Studying primary crust formation for some planetary bodies, such as Venus and Earth, is challenging because no direct observations of their first stable crusts have been made, and indeed may never be made. Modeling work indicates that rocky bodies the size of Mars and larger will have derived their primary crusts from “overturn melting”
, characterized by solidification of a magma ocean into a gravitationally unstable configuration that drives overturn of the cumulate mantle to generate voluminous depressurization melts. Mars is key for understanding crust formation in an overturn-melting regime,
given its size and observable record of ancient rock. The ancient martian crust is hypothesized, based on geodynamic data [2,3], to comprise an extensive low-density, perhaps feldspathic, component. This hypothesis is supported by evidence from orbital detections [4-6
], rover observations [7, 8
], and the ancient martian meteorite NWA 7034 and its pairs [9, 10]

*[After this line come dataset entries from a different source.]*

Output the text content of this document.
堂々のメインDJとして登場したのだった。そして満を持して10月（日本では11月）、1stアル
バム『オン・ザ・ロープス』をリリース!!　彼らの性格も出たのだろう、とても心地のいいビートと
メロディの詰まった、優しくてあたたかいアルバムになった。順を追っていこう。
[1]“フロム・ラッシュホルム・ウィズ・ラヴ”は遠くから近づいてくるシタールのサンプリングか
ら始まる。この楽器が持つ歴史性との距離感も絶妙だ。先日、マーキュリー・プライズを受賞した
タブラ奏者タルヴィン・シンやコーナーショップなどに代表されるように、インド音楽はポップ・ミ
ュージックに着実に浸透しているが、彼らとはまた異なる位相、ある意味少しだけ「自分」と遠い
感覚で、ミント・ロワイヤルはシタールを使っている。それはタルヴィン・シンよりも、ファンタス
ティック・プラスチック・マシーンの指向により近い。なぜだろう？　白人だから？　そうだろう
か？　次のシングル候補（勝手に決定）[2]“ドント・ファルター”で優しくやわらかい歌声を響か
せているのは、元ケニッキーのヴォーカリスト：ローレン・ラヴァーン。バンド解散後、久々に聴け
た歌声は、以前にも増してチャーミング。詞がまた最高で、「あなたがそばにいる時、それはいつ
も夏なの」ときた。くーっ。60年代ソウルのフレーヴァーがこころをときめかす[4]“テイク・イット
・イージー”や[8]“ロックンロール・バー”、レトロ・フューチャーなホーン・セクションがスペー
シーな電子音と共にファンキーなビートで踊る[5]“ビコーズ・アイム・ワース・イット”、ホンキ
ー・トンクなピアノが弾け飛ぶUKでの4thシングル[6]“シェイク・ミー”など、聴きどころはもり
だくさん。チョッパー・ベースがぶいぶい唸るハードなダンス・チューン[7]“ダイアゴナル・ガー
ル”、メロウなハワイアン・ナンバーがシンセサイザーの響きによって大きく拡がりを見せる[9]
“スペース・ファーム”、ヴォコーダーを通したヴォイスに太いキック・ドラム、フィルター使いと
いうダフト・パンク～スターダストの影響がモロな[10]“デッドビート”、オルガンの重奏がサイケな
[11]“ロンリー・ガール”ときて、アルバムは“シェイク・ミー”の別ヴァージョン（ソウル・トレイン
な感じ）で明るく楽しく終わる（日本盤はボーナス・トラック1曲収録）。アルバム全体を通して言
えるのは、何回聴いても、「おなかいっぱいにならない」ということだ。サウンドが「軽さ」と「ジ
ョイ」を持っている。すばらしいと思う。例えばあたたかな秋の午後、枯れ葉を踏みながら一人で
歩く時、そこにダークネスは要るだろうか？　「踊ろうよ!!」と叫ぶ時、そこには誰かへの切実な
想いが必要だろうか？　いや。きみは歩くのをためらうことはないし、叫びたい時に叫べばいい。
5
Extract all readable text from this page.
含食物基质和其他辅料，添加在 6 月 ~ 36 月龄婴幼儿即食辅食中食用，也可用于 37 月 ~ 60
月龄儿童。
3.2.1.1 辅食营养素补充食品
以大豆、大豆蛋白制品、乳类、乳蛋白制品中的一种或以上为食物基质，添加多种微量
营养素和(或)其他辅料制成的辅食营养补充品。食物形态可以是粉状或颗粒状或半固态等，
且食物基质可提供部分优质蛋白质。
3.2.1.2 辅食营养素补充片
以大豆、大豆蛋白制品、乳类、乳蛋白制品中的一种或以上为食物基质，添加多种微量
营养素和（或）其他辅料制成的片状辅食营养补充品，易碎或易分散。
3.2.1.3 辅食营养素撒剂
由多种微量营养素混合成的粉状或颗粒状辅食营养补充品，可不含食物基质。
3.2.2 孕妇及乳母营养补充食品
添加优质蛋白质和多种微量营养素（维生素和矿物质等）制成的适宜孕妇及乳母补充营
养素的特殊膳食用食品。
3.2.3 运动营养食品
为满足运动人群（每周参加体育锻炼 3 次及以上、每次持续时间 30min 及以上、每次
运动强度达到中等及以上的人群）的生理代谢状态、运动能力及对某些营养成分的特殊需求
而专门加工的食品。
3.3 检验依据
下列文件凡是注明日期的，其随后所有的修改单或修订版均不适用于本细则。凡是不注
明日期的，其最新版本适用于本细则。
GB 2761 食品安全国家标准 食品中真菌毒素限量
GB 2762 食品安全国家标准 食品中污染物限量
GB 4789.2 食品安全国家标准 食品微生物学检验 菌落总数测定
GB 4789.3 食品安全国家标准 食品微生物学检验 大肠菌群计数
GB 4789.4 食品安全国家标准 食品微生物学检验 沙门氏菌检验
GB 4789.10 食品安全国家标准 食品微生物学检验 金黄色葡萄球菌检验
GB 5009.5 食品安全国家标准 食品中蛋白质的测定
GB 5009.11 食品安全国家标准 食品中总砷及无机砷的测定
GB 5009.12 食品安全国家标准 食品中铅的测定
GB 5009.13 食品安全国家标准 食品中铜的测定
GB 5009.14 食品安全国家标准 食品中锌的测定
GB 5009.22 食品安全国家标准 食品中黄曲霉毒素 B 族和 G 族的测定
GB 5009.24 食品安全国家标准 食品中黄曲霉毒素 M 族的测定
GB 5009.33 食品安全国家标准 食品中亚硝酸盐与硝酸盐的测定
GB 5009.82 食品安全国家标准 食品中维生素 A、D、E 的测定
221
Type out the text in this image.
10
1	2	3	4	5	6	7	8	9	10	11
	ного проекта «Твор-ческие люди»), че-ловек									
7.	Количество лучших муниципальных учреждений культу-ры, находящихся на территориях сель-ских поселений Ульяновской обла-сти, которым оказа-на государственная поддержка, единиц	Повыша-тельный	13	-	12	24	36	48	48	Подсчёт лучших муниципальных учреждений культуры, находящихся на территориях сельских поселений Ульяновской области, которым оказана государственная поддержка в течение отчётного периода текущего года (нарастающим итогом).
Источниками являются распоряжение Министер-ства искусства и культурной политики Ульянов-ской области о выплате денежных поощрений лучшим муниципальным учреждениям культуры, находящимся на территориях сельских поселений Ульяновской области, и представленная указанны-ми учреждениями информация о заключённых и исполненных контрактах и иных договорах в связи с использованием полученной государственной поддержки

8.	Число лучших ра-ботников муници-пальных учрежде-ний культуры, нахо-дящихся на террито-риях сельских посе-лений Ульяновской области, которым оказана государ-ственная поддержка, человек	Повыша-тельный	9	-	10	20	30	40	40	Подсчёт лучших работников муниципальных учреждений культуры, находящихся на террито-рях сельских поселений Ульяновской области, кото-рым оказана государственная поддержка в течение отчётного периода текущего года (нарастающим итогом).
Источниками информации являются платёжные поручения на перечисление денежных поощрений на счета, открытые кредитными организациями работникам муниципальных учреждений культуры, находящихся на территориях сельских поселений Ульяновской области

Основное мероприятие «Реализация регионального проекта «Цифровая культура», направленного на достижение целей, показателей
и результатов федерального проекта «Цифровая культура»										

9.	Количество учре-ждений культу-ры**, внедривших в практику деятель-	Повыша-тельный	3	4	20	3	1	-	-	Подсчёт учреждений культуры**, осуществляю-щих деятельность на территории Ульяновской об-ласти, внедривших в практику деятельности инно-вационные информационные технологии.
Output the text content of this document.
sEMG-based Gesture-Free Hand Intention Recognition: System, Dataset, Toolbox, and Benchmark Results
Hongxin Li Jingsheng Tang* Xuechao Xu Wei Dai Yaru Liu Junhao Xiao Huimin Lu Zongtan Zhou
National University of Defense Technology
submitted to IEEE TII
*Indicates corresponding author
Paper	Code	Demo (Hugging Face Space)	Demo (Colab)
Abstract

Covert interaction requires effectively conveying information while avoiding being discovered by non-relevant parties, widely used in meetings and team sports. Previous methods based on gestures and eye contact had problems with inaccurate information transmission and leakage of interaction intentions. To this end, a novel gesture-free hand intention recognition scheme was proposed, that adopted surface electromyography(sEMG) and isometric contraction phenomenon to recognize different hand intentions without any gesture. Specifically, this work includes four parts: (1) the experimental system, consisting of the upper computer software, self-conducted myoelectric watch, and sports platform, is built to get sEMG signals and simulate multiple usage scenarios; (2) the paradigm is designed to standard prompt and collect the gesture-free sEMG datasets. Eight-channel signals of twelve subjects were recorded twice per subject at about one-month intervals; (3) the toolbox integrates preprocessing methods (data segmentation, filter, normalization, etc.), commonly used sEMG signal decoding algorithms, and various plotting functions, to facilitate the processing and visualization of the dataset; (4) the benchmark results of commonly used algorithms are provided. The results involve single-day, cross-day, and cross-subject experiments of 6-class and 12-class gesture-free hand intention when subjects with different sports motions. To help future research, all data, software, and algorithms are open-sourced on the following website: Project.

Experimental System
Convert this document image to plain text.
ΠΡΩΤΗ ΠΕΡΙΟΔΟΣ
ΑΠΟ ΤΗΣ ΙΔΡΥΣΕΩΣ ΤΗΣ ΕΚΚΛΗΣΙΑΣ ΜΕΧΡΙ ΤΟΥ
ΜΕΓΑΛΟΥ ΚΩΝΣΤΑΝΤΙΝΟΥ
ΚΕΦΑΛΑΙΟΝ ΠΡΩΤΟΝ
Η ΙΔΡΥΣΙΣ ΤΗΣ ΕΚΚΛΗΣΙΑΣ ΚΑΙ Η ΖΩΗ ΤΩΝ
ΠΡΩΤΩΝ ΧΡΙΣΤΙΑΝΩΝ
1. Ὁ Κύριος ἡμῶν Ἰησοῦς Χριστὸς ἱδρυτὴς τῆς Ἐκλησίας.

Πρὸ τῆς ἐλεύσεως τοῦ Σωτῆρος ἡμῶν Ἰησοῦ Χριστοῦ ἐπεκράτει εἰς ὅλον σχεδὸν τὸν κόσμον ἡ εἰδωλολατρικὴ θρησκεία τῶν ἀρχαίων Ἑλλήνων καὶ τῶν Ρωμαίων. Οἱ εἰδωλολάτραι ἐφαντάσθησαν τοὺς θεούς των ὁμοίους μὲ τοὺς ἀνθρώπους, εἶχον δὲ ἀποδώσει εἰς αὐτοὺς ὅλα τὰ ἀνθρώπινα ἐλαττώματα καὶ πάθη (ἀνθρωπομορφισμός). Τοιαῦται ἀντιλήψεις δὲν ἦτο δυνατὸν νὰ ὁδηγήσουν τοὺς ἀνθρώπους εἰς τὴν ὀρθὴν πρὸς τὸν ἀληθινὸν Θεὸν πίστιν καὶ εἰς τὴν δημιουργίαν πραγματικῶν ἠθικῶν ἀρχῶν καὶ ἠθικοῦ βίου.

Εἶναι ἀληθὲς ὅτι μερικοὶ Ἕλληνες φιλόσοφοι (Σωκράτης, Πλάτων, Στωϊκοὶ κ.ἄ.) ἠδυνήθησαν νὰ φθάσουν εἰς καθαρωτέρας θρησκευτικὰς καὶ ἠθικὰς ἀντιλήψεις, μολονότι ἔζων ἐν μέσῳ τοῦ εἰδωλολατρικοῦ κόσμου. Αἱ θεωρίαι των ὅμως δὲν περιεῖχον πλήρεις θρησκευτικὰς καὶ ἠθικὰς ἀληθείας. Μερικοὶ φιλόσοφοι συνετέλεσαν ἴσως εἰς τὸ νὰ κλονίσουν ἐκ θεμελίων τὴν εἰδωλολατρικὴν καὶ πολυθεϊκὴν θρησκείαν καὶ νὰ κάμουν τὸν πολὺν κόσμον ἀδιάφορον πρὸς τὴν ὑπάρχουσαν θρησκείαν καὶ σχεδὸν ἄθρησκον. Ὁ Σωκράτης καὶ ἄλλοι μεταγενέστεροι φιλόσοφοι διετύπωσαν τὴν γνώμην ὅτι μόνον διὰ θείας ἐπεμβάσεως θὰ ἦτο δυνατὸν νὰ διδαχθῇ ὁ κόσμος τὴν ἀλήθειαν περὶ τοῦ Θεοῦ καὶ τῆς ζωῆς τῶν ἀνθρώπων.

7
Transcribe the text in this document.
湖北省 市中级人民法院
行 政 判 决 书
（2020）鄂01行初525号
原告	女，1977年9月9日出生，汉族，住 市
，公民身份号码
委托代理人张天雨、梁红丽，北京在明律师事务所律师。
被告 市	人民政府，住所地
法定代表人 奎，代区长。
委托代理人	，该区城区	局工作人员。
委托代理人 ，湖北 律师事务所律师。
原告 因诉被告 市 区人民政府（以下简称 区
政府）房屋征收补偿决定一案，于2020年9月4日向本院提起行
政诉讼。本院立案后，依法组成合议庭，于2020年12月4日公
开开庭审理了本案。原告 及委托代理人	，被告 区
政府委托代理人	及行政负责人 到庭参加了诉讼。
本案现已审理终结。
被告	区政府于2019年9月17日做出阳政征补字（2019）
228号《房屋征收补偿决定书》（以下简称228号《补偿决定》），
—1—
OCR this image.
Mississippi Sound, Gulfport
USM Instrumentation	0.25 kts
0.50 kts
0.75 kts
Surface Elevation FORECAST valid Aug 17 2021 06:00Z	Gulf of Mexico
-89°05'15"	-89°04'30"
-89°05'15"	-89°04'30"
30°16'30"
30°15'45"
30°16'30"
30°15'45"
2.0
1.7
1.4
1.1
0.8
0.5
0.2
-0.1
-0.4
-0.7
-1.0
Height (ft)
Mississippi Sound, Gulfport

. All descriptions of evolved compositions have, thus far, been local instances and not regionally extensive. To test the hypothesis of an extensive feldspathic component to the ancient martian crust, we searched for evolved lithologies using the Compact Reconnaissance Imaging Spectrometer for Mars (CRISM) in crustal blocks uplifted by the Hellas basin-forming impact [11
], which are the most extensive and spatially coherent outcroppings of Pre-Noachian (> ~4.1 Ga) rock. Here, we present evidence for an ancient, layered igneous complex ~2,200 by 600 km in extent in the northern Hellas region that contains feldspathic rocks, which we interpret as anorthositic. The existence of this feldspathic material raises the intriguing possibility that the Hellas-forming impact uplifted a sample of a deep, global, low-density component of the ancient martian crust.